第4話「一行と共に」
子どもの頃から本やシャイルから話を聞いていた。歴史上最強英傑の一人、ベイル=ダルク。からは王国と誓約し交わした剣聖であり、その力は神に等しいと言われている。その候補と言われてる現親衛隊隊長レオン=ハースブルク。ハイルはてっきりゴツゴツしたお堅い人だと思っていたが、その真逆だった。すらっと伸びた身体に透き通った黒髪。凛々しい目と綺麗な曲線の輪郭と鼻。「剣も凄腕でイケメンとか…神は不平等だな。」そう苦笑しながら独り言を呟くと、レオンはこちらに気づき受付のボブに目をやった。「あぁ、この者は騎士団入団希望者です。しかしながら田舎者でございまして、州兵研修を終えていませんでした。挙句剣聖を名乗ろうとする輩共の一人でございます。」と馬鹿にしてくるモブではなくボブ。事実ハイルは騎士団に入る為に色々な特訓をしたつもりだが、現役の兵士たちには到底敵わないだろう、その程度で最強と謳われる剣聖になるなど寝言にしか思われないのは仕方のないことである。ましては剣聖候補の前で。しかしレオンは「剣聖か、僕も日々鍛錬を重ねて目指しているよ。剣聖候補なんてこの身に余る事だよ。」
この男は悪意もなくただ謙虚にそう言った。本当にこの謙虚な男が剣聖候補と呼ばれるくらいの実力があるのだろうか。ただそう思うだけだった。

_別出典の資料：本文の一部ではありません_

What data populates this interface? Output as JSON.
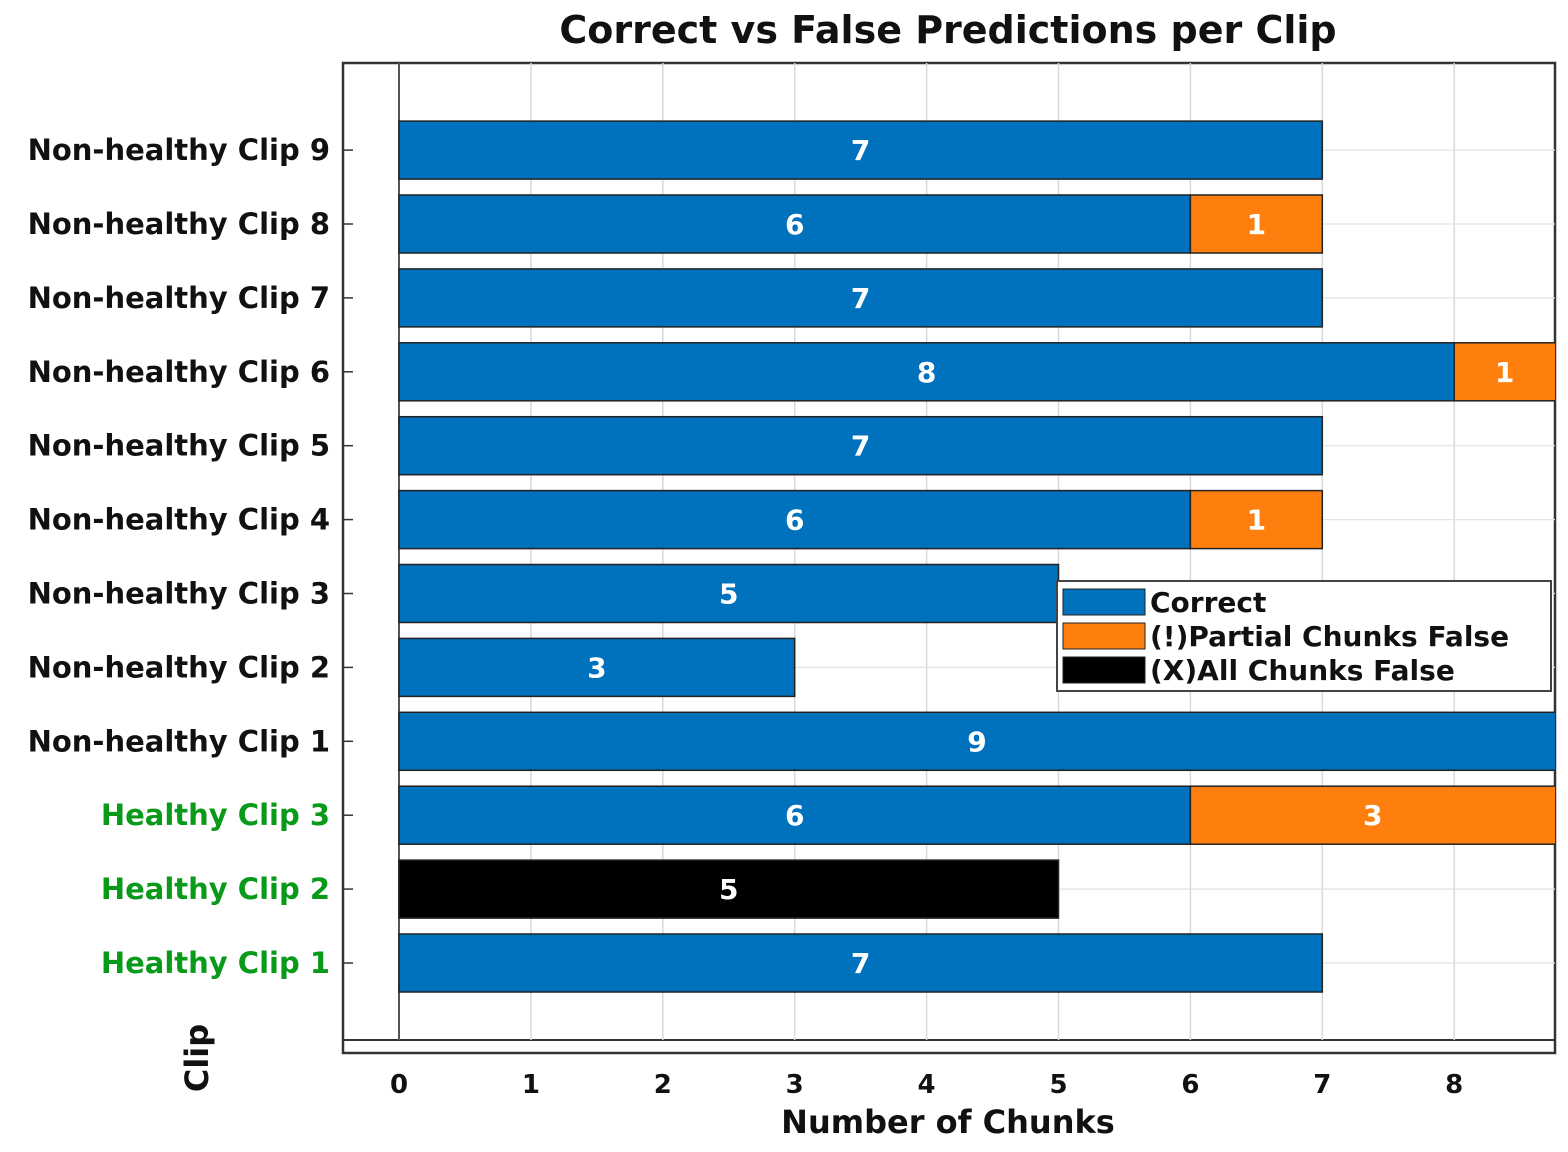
{
  "chart_data": {
    "type": "bar",
    "orientation": "horizontal",
    "stacked": true,
    "title": "Correct vs False Predictions per Clip",
    "xlabel": "Number of Chunks",
    "ylabel": "Clip",
    "xlim": [
      0,
      8.75
    ],
    "xticks": [
      "0",
      "1",
      "2",
      "3",
      "4",
      "5",
      "6",
      "7",
      "8"
    ],
    "grid": true,
    "legend_position": "right",
    "categories": [
      "Healthy Clip 1",
      "Healthy Clip 2",
      "Healthy Clip 3",
      "Non-healthy Clip 1",
      "Non-healthy Clip 2",
      "Non-healthy Clip 3",
      "Non-healthy Clip 4",
      "Non-healthy Clip 5",
      "Non-healthy Clip 6",
      "Non-healthy Clip 7",
      "Non-healthy Clip 8",
      "Non-healthy Clip 9"
    ],
    "category_colors": [
      "#0a9a1a",
      "#0a9a1a",
      "#0a9a1a",
      "#111111",
      "#111111",
      "#111111",
      "#111111",
      "#111111",
      "#111111",
      "#111111",
      "#111111",
      "#111111"
    ],
    "series": [
      {
        "name": "Correct",
        "color": "#0072bd",
        "values": [
          7,
          0,
          6,
          9,
          3,
          5,
          6,
          7,
          8,
          7,
          6,
          7
        ]
      },
      {
        "name": "(!)Partial Chunks False",
        "color": "#ff7f0e",
        "values": [
          0,
          0,
          3,
          0,
          0,
          0,
          1,
          0,
          1,
          0,
          1,
          0
        ]
      },
      {
        "name": "(X)All Chunks False",
        "color": "#000000",
        "values": [
          0,
          5,
          0,
          0,
          0,
          0,
          0,
          0,
          0,
          0,
          0,
          0
        ]
      }
    ]
  }
}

「それにこれからは国を守る同僚となる訳だね。仲間が増えて嬉しいよ。えっと…」「ハイルだ」
「よろしくハイル。僕のことはレオンと呼んでくれ。」「ああよろしくレオン。」そう言ってお互いに握手をした。いい奴過ぎるだろと思った。ボブも同じような事を思ったのか少し困惑した様子で「ハースブルク殿…あなたは剣聖候補である上に親衛隊隊長、そしてハースブルク家の者なのですよ?敬意を払われるのは当然ことです。少し打ち解けにも程があるのでは?それにこの者はまだ州兵団すら入団していません。」とこっちを見て愚痴り混じりにいった。レオンはやれやれと言った顔で腕を組んで言った。「まあ確かにこの身分でこの様子じゃあ軽率と思われても仕方がないね。気をつけるよ。ところでハイル、これから州兵団本部に向かうつもりだろう?案内しよう。」
全然気をつけていないレオンにボブは呆れていた。ハイルは本部には向かわず一度村に戻って準備を整えてから行く予定だった。「いや、一旦ダン村に戻ってから行くつもりなんだ。」じいちゃんのシャイルにも一言声をかけていくつもりだった。何て言われるのだろう、それだけが不安だった。「ダン村…ブルーフォレストの近くの村かい?これから任務でそこに行く予定なんだ。もし良かったら僕らの班で送っていくよ。」「まじで!?助かるよ車代ちょっと危なかったし助かるよー!」
思いもよらない提案にハイルは驚いた。まさか騎士団の一行に送られるとは、それに王都で少し飲み食いがしたかったのだ。だがそれは車代をケチらなければ叶わないことだったのでこの提案には乗るしかない。「じゃあ決まりだね。一時間後に南門から出発するから、それまで王都でゆっくりしていってくれ」そう言って騎士団城を後にしたレオンだった。今日王都に買い出しに来てよかったとハイルひ心から思う。遠征前の騎士達と同じ車に乗って行くなどまだ州兵にもなっていない身としてはすこし心が踊る気分だ。
そうして有意義な王都での一時間を過ごして南門へ向かうとそこには金髪をすこし伸ばした騎士らしき男がいた。「よう!ハイル、レオンから話は聞いてるぜ。俺はレノ。魔術憲兵に所属してるぜ。よろしくな!」
やけにテンション高い奴がいたものだ。ハイルも挨拶をして後からレオンが合流したところで一行は王都を発った。